TNT-Serie "Weinberg" Leicht blutig im Abgang

Wer hat die Weinkönigin ermordet? Das 1100-Seelen-Nest Mayschoß an der Ahr hat sich in einen Drehort verwandelt.

(Foto: Sascha Steinbach/Getty)

"Traumhafte Bedingungen für eine albtraumhafte Story" - Bezahlsender TNT dreht in einem beschaulichen Weindorf einen Psychothriller. Das Ziel: Deutsches Fernsehen, für das man sich nicht schämen muss.

Von Hans Hoff

Als sich der Novembernebel lichtet, steht die Sonne hinter den Wolken bereit. Für einen Moment bricht sie durch, und sofort erglühen die Weinberge um die Ahr-Gemeinde Mayschoß in goldenem Oktobergelb und beinahe blutigem Rostrot. Wohin man auch schaut: Weinberge. Rund um das 1100-Einwohner-Dorf scheint es nichts anderes zu geben als Weinberge. Fast alle hier haben zu tun mit dem Wein. Aber der spielt im Augenblick keine Rolle, denn das beschauliche Dorf ist gerade Drehort für eine Serie, die gern Psychothriller sein möchte.

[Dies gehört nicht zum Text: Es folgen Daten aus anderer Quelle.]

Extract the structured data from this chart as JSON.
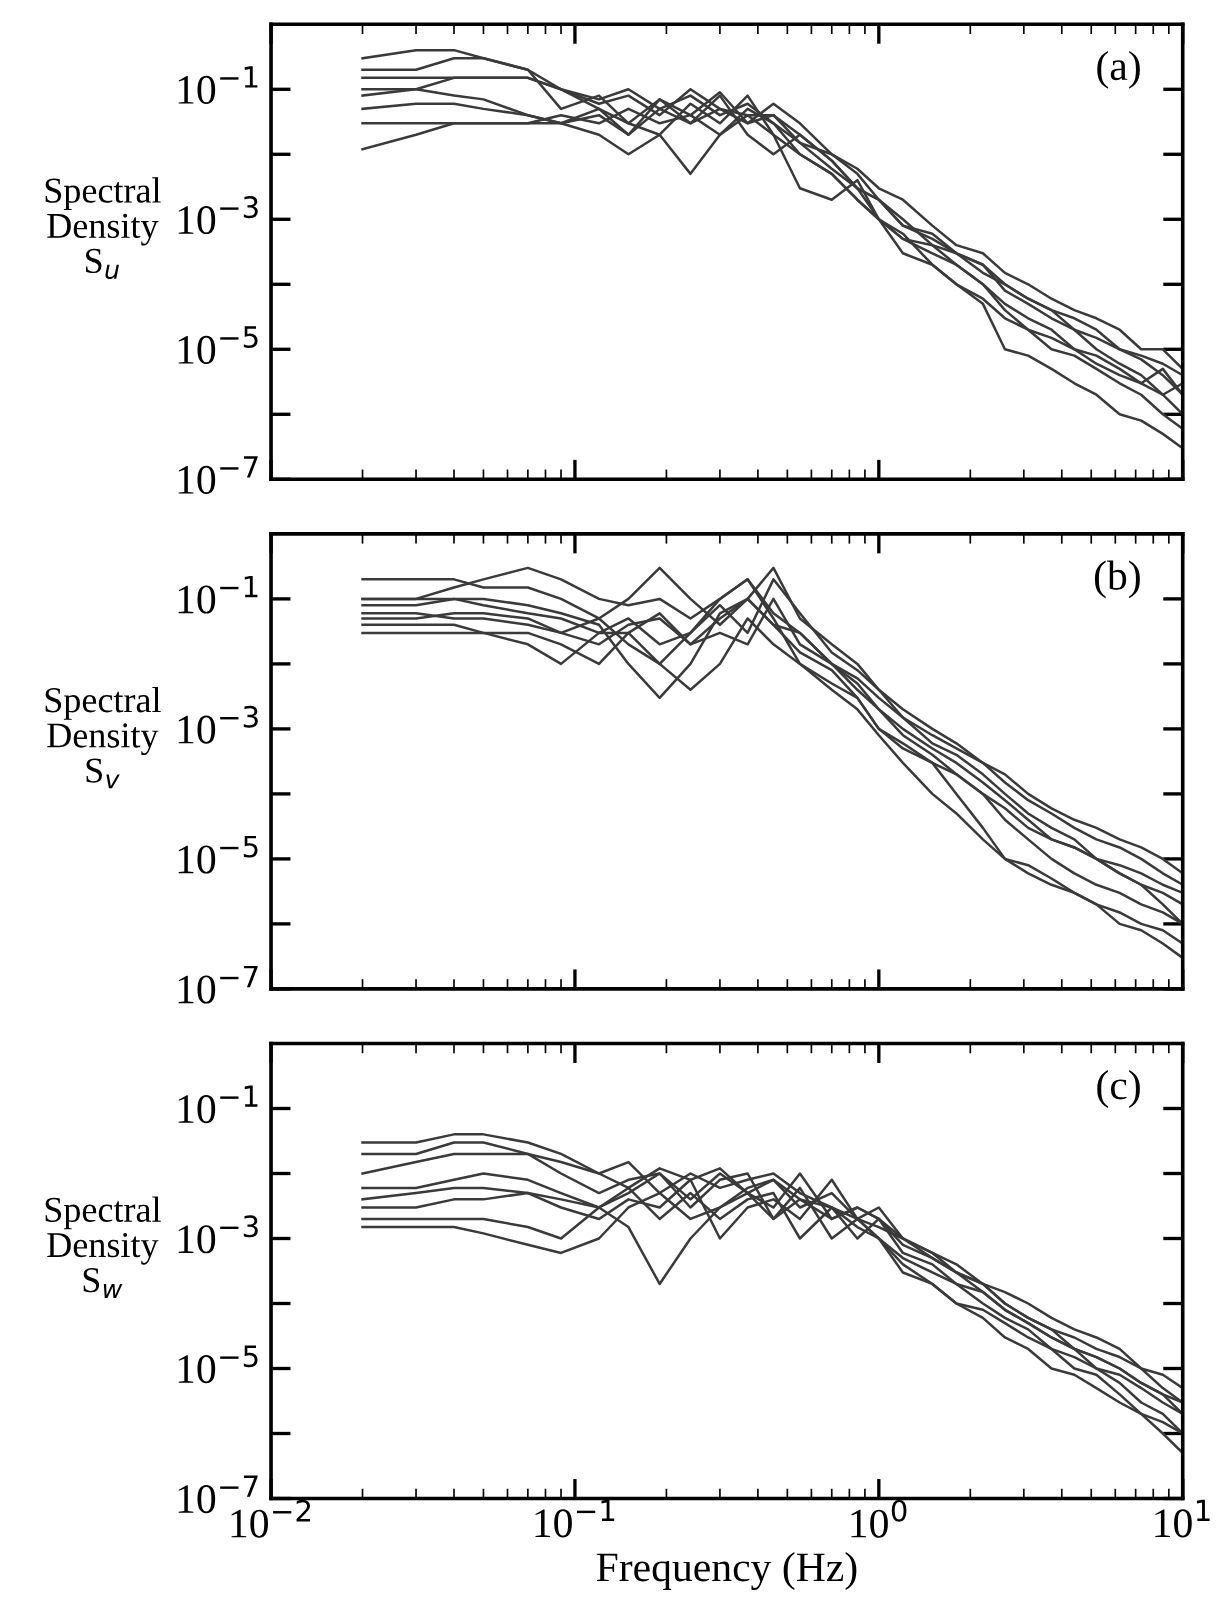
{
  "chart_data": [
    {
      "type": "line",
      "ylabel": "Spectral\nDensity\nS$_{u}$",
      "annotations": [
        "(a)"
      ],
      "tick_labels": "y",
      "log": "xy",
      "grid": false,
      "x": [
        0.02,
        0.03,
        0.04,
        0.05,
        0.07,
        0.09,
        0.12,
        0.15,
        0.19,
        0.24,
        0.3,
        0.37,
        0.45,
        0.55,
        0.7,
        0.85,
        1.0,
        1.2,
        1.5,
        1.8,
        2.2,
        2.6,
        3.1,
        3.7,
        4.4,
        5.2,
        6.2,
        7.3,
        8.6,
        10
      ],
      "xlim": [
        0.01,
        10
      ],
      "ylim": [
        1e-07,
        1
      ],
      "xticks": [
        {
          "value": 0.01,
          "label": null
        },
        {
          "value": 0.1,
          "label": null
        },
        {
          "value": 1,
          "label": null
        },
        {
          "value": 10,
          "label": null
        }
      ],
      "yticks": [
        {
          "value": 1e-07,
          "label": "10$^{−7}$"
        },
        {
          "value": 1e-06,
          "label": null
        },
        {
          "value": 1e-05,
          "label": "10$^{−5}$"
        },
        {
          "value": 0.0001,
          "label": null
        },
        {
          "value": 0.001,
          "label": "10$^{−3}$"
        },
        {
          "value": 0.01,
          "label": null
        },
        {
          "value": 0.1,
          "label": "10$^{−1}$"
        }
      ],
      "series": [
        {
          "color": "#3a3a3a",
          "values": [
            0.3,
            0.4,
            0.4,
            0.3,
            0.2,
            0.1,
            0.07,
            0.1,
            0.05,
            0.08,
            0.04,
            0.06,
            0.03,
            0.01,
            0.005,
            0.002,
            0.001,
            0.0005,
            0.0003,
            0.0002,
            0.0001,
            5e-05,
            3e-05,
            2e-05,
            1e-05,
            8e-06,
            5e-06,
            3e-06,
            5e-06,
            2e-06
          ]
        },
        {
          "color": "#3a3a3a",
          "values": [
            0.2,
            0.2,
            0.3,
            0.3,
            0.2,
            0.05,
            0.08,
            0.03,
            0.07,
            0.04,
            0.09,
            0.03,
            0.04,
            0.02,
            0.008,
            0.003,
            0.002,
            0.001,
            0.0004,
            0.0003,
            0.0002,
            8e-05,
            5e-05,
            3e-05,
            2e-05,
            1e-05,
            6e-06,
            4e-06,
            2e-06,
            3e-06
          ]
        },
        {
          "color": "#3a3a3a",
          "values": [
            0.15,
            0.15,
            0.15,
            0.15,
            0.15,
            0.1,
            0.06,
            0.08,
            0.04,
            0.1,
            0.05,
            0.03,
            0.06,
            0.03,
            0.01,
            0.005,
            0.002,
            0.0008,
            0.0006,
            0.0003,
            0.00015,
            0.0001,
            6e-05,
            4e-05,
            2e-05,
            1.5e-05,
            1e-05,
            7e-06,
            4e-06,
            2e-06
          ]
        },
        {
          "color": "#3a3a3a",
          "values": [
            0.08,
            0.1,
            0.15,
            0.15,
            0.15,
            0.1,
            0.05,
            0.03,
            0.02,
            0.06,
            0.03,
            0.08,
            0.02,
            0.003,
            0.002,
            0.004,
            0.001,
            0.0003,
            0.0002,
            0.0001,
            5e-05,
            1e-05,
            8e-06,
            5e-06,
            3e-06,
            2e-06,
            1e-06,
            8e-07,
            5e-07,
            3e-07
          ]
        },
        {
          "color": "#3a3a3a",
          "values": [
            0.05,
            0.06,
            0.06,
            0.05,
            0.04,
            0.03,
            0.04,
            0.02,
            0.05,
            0.03,
            0.08,
            0.02,
            0.01,
            0.02,
            0.008,
            0.003,
            0.001,
            0.0005,
            0.0004,
            0.0002,
            0.0001,
            4e-05,
            2e-05,
            1e-05,
            8e-06,
            5e-06,
            3e-06,
            2e-06,
            1e-06,
            6e-07
          ]
        },
        {
          "color": "#3a3a3a",
          "values": [
            0.03,
            0.03,
            0.03,
            0.03,
            0.03,
            0.03,
            0.02,
            0.01,
            0.02,
            0.005,
            0.02,
            0.04,
            0.02,
            0.01,
            0.005,
            0.002,
            0.001,
            0.0006,
            0.0002,
            0.0001,
            6e-05,
            3e-05,
            2e-05,
            1.5e-05,
            1e-05,
            6e-06,
            4e-06,
            3e-06,
            2e-06,
            1e-06
          ]
        },
        {
          "color": "#3a3a3a",
          "values": [
            0.012,
            0.02,
            0.03,
            0.03,
            0.03,
            0.04,
            0.03,
            0.05,
            0.03,
            0.04,
            0.02,
            0.05,
            0.03,
            0.015,
            0.006,
            0.003,
            0.002,
            0.0008,
            0.0005,
            0.0003,
            0.0002,
            0.0001,
            6e-05,
            4e-05,
            3e-05,
            2e-05,
            1e-05,
            8e-06,
            6e-06,
            4e-06
          ]
        },
        {
          "color": "#3a3a3a",
          "values": [
            0.1,
            0.1,
            0.08,
            0.07,
            0.04,
            0.03,
            0.05,
            0.02,
            0.07,
            0.03,
            0.05,
            0.04,
            0.04,
            0.015,
            0.01,
            0.006,
            0.003,
            0.002,
            0.0008,
            0.0004,
            0.0003,
            0.00015,
            0.0001,
            6e-05,
            4e-05,
            3e-05,
            2e-05,
            1e-05,
            1e-05,
            5e-06
          ]
        }
      ]
    },
    {
      "type": "line",
      "ylabel": "Spectral\nDensity\nS$_{v}$",
      "annotations": [
        "(b)"
      ],
      "tick_labels": "y",
      "log": "xy",
      "grid": false,
      "x": [
        0.02,
        0.03,
        0.04,
        0.05,
        0.07,
        0.09,
        0.12,
        0.15,
        0.19,
        0.24,
        0.3,
        0.37,
        0.45,
        0.55,
        0.7,
        0.85,
        1.0,
        1.2,
        1.5,
        1.8,
        2.2,
        2.6,
        3.1,
        3.7,
        4.4,
        5.2,
        6.2,
        7.3,
        8.6,
        10
      ],
      "xlim": [
        0.01,
        10
      ],
      "ylim": [
        1e-07,
        1
      ],
      "xticks": [
        {
          "value": 0.01,
          "label": null
        },
        {
          "value": 0.1,
          "label": null
        },
        {
          "value": 1,
          "label": null
        },
        {
          "value": 10,
          "label": null
        }
      ],
      "yticks": [
        {
          "value": 1e-07,
          "label": "10$^{−7}$"
        },
        {
          "value": 1e-06,
          "label": null
        },
        {
          "value": 1e-05,
          "label": "10$^{−5}$"
        },
        {
          "value": 0.0001,
          "label": null
        },
        {
          "value": 0.001,
          "label": "10$^{−3}$"
        },
        {
          "value": 0.01,
          "label": null
        },
        {
          "value": 0.1,
          "label": "10$^{−1}$"
        }
      ],
      "series": [
        {
          "color": "#3a3a3a",
          "values": [
            0.2,
            0.2,
            0.2,
            0.15,
            0.15,
            0.1,
            0.05,
            0.02,
            0.01,
            0.03,
            0.1,
            0.2,
            0.05,
            0.01,
            0.005,
            0.003,
            0.001,
            0.0005,
            0.0003,
            0.0002,
            0.0001,
            6e-05,
            3e-05,
            2e-05,
            1.5e-05,
            1e-05,
            8e-06,
            6e-06,
            4e-06,
            3e-06
          ]
        },
        {
          "color": "#3a3a3a",
          "values": [
            0.1,
            0.1,
            0.15,
            0.2,
            0.3,
            0.2,
            0.1,
            0.08,
            0.1,
            0.05,
            0.1,
            0.2,
            0.06,
            0.03,
            0.01,
            0.006,
            0.003,
            0.0015,
            0.0008,
            0.0005,
            0.0003,
            0.00015,
            8e-05,
            5e-05,
            3e-05,
            2e-05,
            1.5e-05,
            1e-05,
            6e-06,
            4e-06
          ]
        },
        {
          "color": "#3a3a3a",
          "values": [
            0.08,
            0.08,
            0.1,
            0.1,
            0.08,
            0.06,
            0.04,
            0.01,
            0.003,
            0.01,
            0.06,
            0.1,
            0.04,
            0.015,
            0.008,
            0.003,
            0.001,
            0.0006,
            0.0003,
            0.0001,
            3e-05,
            1e-05,
            8e-06,
            5e-06,
            3e-06,
            2e-06,
            1.5e-06,
            1e-06,
            8e-07,
            5e-07
          ]
        },
        {
          "color": "#3a3a3a",
          "values": [
            0.06,
            0.06,
            0.05,
            0.05,
            0.04,
            0.03,
            0.05,
            0.1,
            0.3,
            0.1,
            0.04,
            0.1,
            0.3,
            0.05,
            0.02,
            0.01,
            0.004,
            0.002,
            0.001,
            0.0006,
            0.0003,
            0.0002,
            0.0001,
            6e-05,
            4e-05,
            3e-05,
            2e-05,
            1.5e-05,
            1e-05,
            6e-06
          ]
        },
        {
          "color": "#3a3a3a",
          "values": [
            0.04,
            0.04,
            0.04,
            0.03,
            0.03,
            0.02,
            0.01,
            0.03,
            0.01,
            0.004,
            0.01,
            0.05,
            0.02,
            0.01,
            0.004,
            0.002,
            0.0008,
            0.0003,
            0.0001,
            5e-05,
            2e-05,
            1e-05,
            6e-06,
            4e-06,
            3e-06,
            2e-06,
            1e-06,
            8e-07,
            5e-07,
            3e-07
          ]
        },
        {
          "color": "#3a3a3a",
          "values": [
            0.03,
            0.03,
            0.03,
            0.03,
            0.02,
            0.01,
            0.03,
            0.05,
            0.02,
            0.03,
            0.08,
            0.03,
            0.2,
            0.06,
            0.015,
            0.008,
            0.004,
            0.0015,
            0.0006,
            0.0004,
            0.0002,
            0.0001,
            5e-05,
            3e-05,
            2e-05,
            1e-05,
            6e-06,
            4e-06,
            3e-06,
            2e-06
          ]
        },
        {
          "color": "#3a3a3a",
          "values": [
            0.05,
            0.05,
            0.06,
            0.06,
            0.05,
            0.03,
            0.02,
            0.04,
            0.05,
            0.02,
            0.05,
            0.1,
            0.04,
            0.03,
            0.01,
            0.005,
            0.002,
            0.001,
            0.0005,
            0.0003,
            0.00015,
            8e-05,
            4e-05,
            2e-05,
            1.5e-05,
            1e-05,
            6e-06,
            4e-06,
            2e-06,
            1e-06
          ]
        },
        {
          "color": "#3a3a3a",
          "values": [
            0.1,
            0.1,
            0.1,
            0.08,
            0.06,
            0.05,
            0.03,
            0.03,
            0.06,
            0.02,
            0.03,
            0.02,
            0.1,
            0.02,
            0.01,
            0.004,
            0.002,
            0.0008,
            0.0004,
            0.0002,
            0.0001,
            4e-05,
            2e-05,
            1e-05,
            6e-06,
            4e-06,
            3e-06,
            2e-06,
            1.5e-06,
            1e-06
          ]
        }
      ]
    },
    {
      "type": "line",
      "ylabel": "Spectral\nDensity\nS$_{w}$",
      "xlabel": "Frequency (Hz)",
      "annotations": [
        "(c)"
      ],
      "log": "xy",
      "grid": false,
      "x": [
        0.02,
        0.03,
        0.04,
        0.05,
        0.07,
        0.09,
        0.12,
        0.15,
        0.19,
        0.24,
        0.3,
        0.37,
        0.45,
        0.55,
        0.7,
        0.85,
        1.0,
        1.2,
        1.5,
        1.8,
        2.2,
        2.6,
        3.1,
        3.7,
        4.4,
        5.2,
        6.2,
        7.3,
        8.6,
        10
      ],
      "xlim": [
        0.01,
        10
      ],
      "ylim": [
        1e-07,
        1
      ],
      "xticks": [
        {
          "value": 0.01,
          "label": "10$^{−2}$"
        },
        {
          "value": 0.1,
          "label": "10$^{−1}$"
        },
        {
          "value": 1,
          "label": "10$^{0}$"
        },
        {
          "value": 10,
          "label": "10$^{1}$"
        }
      ],
      "yticks": [
        {
          "value": 1e-07,
          "label": "10$^{−7}$"
        },
        {
          "value": 1e-06,
          "label": null
        },
        {
          "value": 1e-05,
          "label": "10$^{−5}$"
        },
        {
          "value": 0.0001,
          "label": null
        },
        {
          "value": 0.001,
          "label": "10$^{−3}$"
        },
        {
          "value": 0.01,
          "label": null
        },
        {
          "value": 0.1,
          "label": "10$^{−1}$"
        }
      ],
      "series": [
        {
          "color": "#3a3a3a",
          "values": [
            0.03,
            0.03,
            0.04,
            0.04,
            0.03,
            0.02,
            0.01,
            0.015,
            0.005,
            0.01,
            0.006,
            0.008,
            0.01,
            0.005,
            0.003,
            0.002,
            0.003,
            0.001,
            0.0006,
            0.0004,
            0.0002,
            0.00015,
            0.0001,
            6e-05,
            4e-05,
            3e-05,
            2e-05,
            1e-05,
            8e-06,
            5e-06
          ]
        },
        {
          "color": "#3a3a3a",
          "values": [
            0.02,
            0.02,
            0.03,
            0.03,
            0.02,
            0.01,
            0.005,
            0.008,
            0.01,
            0.004,
            0.01,
            0.005,
            0.003,
            0.01,
            0.002,
            0.003,
            0.002,
            0.001,
            0.0005,
            0.0003,
            0.00015,
            8e-05,
            5e-05,
            3e-05,
            2e-05,
            1.5e-05,
            1e-05,
            6e-06,
            4e-06,
            2e-06
          ]
        },
        {
          "color": "#3a3a3a",
          "values": [
            0.01,
            0.015,
            0.02,
            0.02,
            0.02,
            0.015,
            0.01,
            0.006,
            0.012,
            0.008,
            0.012,
            0.005,
            0.008,
            0.003,
            0.005,
            0.002,
            0.0015,
            0.001,
            0.0006,
            0.0003,
            0.0002,
            0.0001,
            6e-05,
            4e-05,
            3e-05,
            2e-05,
            1.5e-05,
            1e-05,
            5e-06,
            3e-06
          ]
        },
        {
          "color": "#3a3a3a",
          "values": [
            0.006,
            0.006,
            0.008,
            0.01,
            0.008,
            0.005,
            0.003,
            0.0015,
            0.0002,
            0.001,
            0.003,
            0.005,
            0.002,
            0.006,
            0.001,
            0.002,
            0.001,
            0.0004,
            0.0002,
            0.0001,
            6e-05,
            3e-05,
            2e-05,
            1e-05,
            8e-06,
            5e-06,
            3e-06,
            2e-06,
            1.5e-06,
            1e-06
          ]
        },
        {
          "color": "#3a3a3a",
          "values": [
            0.003,
            0.003,
            0.004,
            0.004,
            0.005,
            0.004,
            0.003,
            0.005,
            0.01,
            0.003,
            0.008,
            0.01,
            0.002,
            0.004,
            0.002,
            0.003,
            0.002,
            0.0008,
            0.0005,
            0.0003,
            0.0002,
            0.0001,
            6e-05,
            4e-05,
            2e-05,
            1.5e-05,
            1e-05,
            6e-06,
            4e-06,
            3e-06
          ]
        },
        {
          "color": "#3a3a3a",
          "values": [
            0.002,
            0.002,
            0.002,
            0.002,
            0.0015,
            0.001,
            0.003,
            0.006,
            0.002,
            0.005,
            0.002,
            0.004,
            0.005,
            0.001,
            0.003,
            0.0015,
            0.001,
            0.0005,
            0.0003,
            0.0002,
            0.0001,
            6e-05,
            4e-05,
            2e-05,
            1.5e-05,
            1e-05,
            6e-06,
            3e-06,
            2e-06,
            1e-06
          ]
        },
        {
          "color": "#3a3a3a",
          "values": [
            0.0015,
            0.0015,
            0.0015,
            0.0012,
            0.0008,
            0.0006,
            0.001,
            0.003,
            0.005,
            0.002,
            0.003,
            0.006,
            0.008,
            0.004,
            0.003,
            0.001,
            0.002,
            0.0006,
            0.0004,
            0.0002,
            0.00015,
            8e-05,
            5e-05,
            3e-05,
            2e-05,
            1e-05,
            8e-06,
            5e-06,
            3e-06,
            2e-06
          ]
        },
        {
          "color": "#3a3a3a",
          "values": [
            0.004,
            0.005,
            0.006,
            0.006,
            0.005,
            0.003,
            0.002,
            0.004,
            0.003,
            0.008,
            0.001,
            0.003,
            0.004,
            0.002,
            0.008,
            0.002,
            0.001,
            0.0003,
            0.0002,
            0.0001,
            8e-05,
            5e-05,
            3e-05,
            2e-05,
            1e-05,
            8e-06,
            4e-06,
            2e-06,
            1e-06,
            5e-07
          ]
        }
      ]
    }
  ]
}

Überall stehen die Autos der Filmleute im Weg, und unten an der Ahr haben sie Buden aufgebaut für ein Weinfest. Drehtag drei von 48. An einer Bude stehen gerade Jenny Schily und Rainer Sellien vor der Kamera. Sie ordern den neuen Riesling, aber es geht nicht um Wein. Es geht um die düsteren Geheimnisse, die hier viele pflegen.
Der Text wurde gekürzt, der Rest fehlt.